"Pour l’unité de la procédure civile", par Bertrand Louvel, premier président de la Cour de cassation
Pour rendre la justice plus accessible au citoyen, il a pu sembler utile de permettre au justiciable de saisir lui-même le juge et de conduire son procès. C’est ainsi que les procédures dites simplifiées ont été multipliées avec de bonnes intentions, pas toujours conscientes toutefois des réalités du terrain judiciaire. En effet, ces procédures nourrissent l’illusion que le justiciable peut se passer du concours d’un professionnel malgré l’extrême complexité du droit démultipliée par le législateur et les plaideurs.
Il ne faut pas induire en erreur le citoyen : dans la plupart des cas, pas plus qu’il ne peut se soigner tout seul sérieusement sans consulter un médecin, pas plus il ne peut agir ou se défendre utilement en justice sans le concours d’un avocat. Et ceci, quelle que soit l’importance matérielle de l’enjeu : les difficultés du droit se nichent dans les plus infimes détails du procès apparemment le plus anodin.
Une justice de qualité, rapide, efficace, simple et lisible, n’implique-t-elle pas, en réalité, un mode procédural unique confié à des professionnels aux responsabilités clairement établies et assumées à chaque étape du procès ?
Ne pas mentir au justiciable, c’est aussi lui permettre d’obtenir, dans un délai raisonnable, une décision conforme à l’état général du droit, dont la connaissance est désormais facilitée par l’avènement de l’ère numérique, qui rend nos décisions plus prévisibles.
Actuellement, l’entreprise privée opère des progrès spectaculaires dans cette approche grâce à la mise à disposition à grande échelle des décisions des juridictions qui autorise des recherches à partir de moteurs de plus en plus performants.
Peu à peu, grâce à ces outils, appelés à rendre les décisions de justice toujours plus cohérentes, un nouveau métier d’avocat, destiné à éviter le juge, remplace l’ancien, centré sur le recours au juge, remède à tous les différends.
Bien sûr, ce recours au juge demeurera toujours ouvert, notamment pour éclairer le sens des nouvelles règles et leur donner corps.

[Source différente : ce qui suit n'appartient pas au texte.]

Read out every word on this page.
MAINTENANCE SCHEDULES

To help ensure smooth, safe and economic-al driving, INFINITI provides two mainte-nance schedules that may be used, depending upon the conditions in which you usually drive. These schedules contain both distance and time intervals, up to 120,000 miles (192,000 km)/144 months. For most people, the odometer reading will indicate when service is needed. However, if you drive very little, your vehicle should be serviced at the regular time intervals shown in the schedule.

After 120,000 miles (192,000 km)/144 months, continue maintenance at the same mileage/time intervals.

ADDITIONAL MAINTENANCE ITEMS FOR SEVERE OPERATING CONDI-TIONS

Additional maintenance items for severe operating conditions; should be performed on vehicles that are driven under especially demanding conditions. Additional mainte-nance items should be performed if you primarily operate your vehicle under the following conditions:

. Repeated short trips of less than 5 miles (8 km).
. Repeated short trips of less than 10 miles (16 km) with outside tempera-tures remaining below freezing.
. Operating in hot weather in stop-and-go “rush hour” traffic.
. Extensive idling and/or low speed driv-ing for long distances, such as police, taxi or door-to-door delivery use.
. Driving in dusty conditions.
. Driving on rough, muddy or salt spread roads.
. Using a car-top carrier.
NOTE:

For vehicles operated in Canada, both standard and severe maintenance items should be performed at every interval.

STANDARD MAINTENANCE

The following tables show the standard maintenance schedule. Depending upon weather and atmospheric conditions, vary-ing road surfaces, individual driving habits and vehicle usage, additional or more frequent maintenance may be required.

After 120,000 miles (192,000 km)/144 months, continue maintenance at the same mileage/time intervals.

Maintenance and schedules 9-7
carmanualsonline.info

Mais, dans ce cas, là aussi, le respect pour le justiciable et le bon fonctionnement de la justice requièrent efficacité, responsabilité et célérité.

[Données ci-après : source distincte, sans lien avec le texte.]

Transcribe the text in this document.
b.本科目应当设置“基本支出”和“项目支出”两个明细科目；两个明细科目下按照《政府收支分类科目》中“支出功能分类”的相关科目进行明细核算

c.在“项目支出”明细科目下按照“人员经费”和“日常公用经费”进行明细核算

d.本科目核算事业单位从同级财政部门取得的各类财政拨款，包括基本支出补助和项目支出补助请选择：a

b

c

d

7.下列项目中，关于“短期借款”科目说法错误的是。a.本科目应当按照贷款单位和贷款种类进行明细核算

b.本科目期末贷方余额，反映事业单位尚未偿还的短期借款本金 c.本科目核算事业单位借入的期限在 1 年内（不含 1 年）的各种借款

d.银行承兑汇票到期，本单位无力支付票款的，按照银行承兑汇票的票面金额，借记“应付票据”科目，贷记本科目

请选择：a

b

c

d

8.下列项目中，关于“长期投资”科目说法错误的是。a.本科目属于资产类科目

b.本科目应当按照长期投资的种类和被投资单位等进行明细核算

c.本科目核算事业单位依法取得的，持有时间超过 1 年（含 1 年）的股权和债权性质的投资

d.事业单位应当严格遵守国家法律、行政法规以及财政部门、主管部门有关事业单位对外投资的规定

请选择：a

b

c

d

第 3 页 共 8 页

Le professionnel qui prend l’initiative d’un procès ne devrait le faire qu’en dernière analyse, seulement lorsque, ayant échoué à rapprocher les parties, il est en situation de présenter tous les moyens qu’il souhaite faire valoir devant le juge du premier degré. C’est en effet devant ce juge que le procès doit être intégralement lié.
Dans cette approche, le droit de faire appel de la décision ainsi obtenue ne peut participer à la recherche de la qualité de la justice que pour autant qu’il ouvre sur un double degré de juridiction au sens strict, c’est-à-dire un deuxième regard d’un deuxième juge sur le dossier même soumis au premier juge, sans nouvel argumentaire autre que la critique de la décision rendue.
Un tel repositionnement de l’appel, qui tend au renforcement de la qualité de la décision au fond, devrait lui-même permettre de faire évoluer le pourvoi en cassation pour le mettre réellement au service de l’unification du droit qui est la finalité de la Cour de cassation.
En effet, les risques d’erreurs de la décision judiciaire se trouvent significativement diminués avec le double degré de juridiction ainsi conçu, et il devient dès lors envisageable de limiter l’intervention du juge de cassation aux cas qui le justifient, quitte à ce que les erreurs des juges du fond qui auraient méconnu des règles déjà établies puissent être réparées selon une procédure simplifiée.
En conclusion, rendre la justice intelligible, accessible et diligente, ne passe pas par le laisser-tout-faire et tout-aller à tous les niveaux du procès, mais par une simplification d’ensemble qui encadre de façon claire et uniforme le mode de saisine du juge, en la forme et au fond, l’objet de l’appel et l’ouverture à cassation.
Naturellement, il ne peut y avoir de réforme de cette ampleur de la procédure sans, d’une part, celle de l’aide juridictionnelle, reconstruite sur le modèle des assurances obligatoires avec la garantie de l’Etat à titre subsidiaire, et, d’autre part, celle de l’organisation juridictionnelle elle-même, de façon à rendre au premier degré de juridiction sa place centrale dans le procès où celui-ci a normalement vocation, non seulement à commencer, mais aussi à s’achever.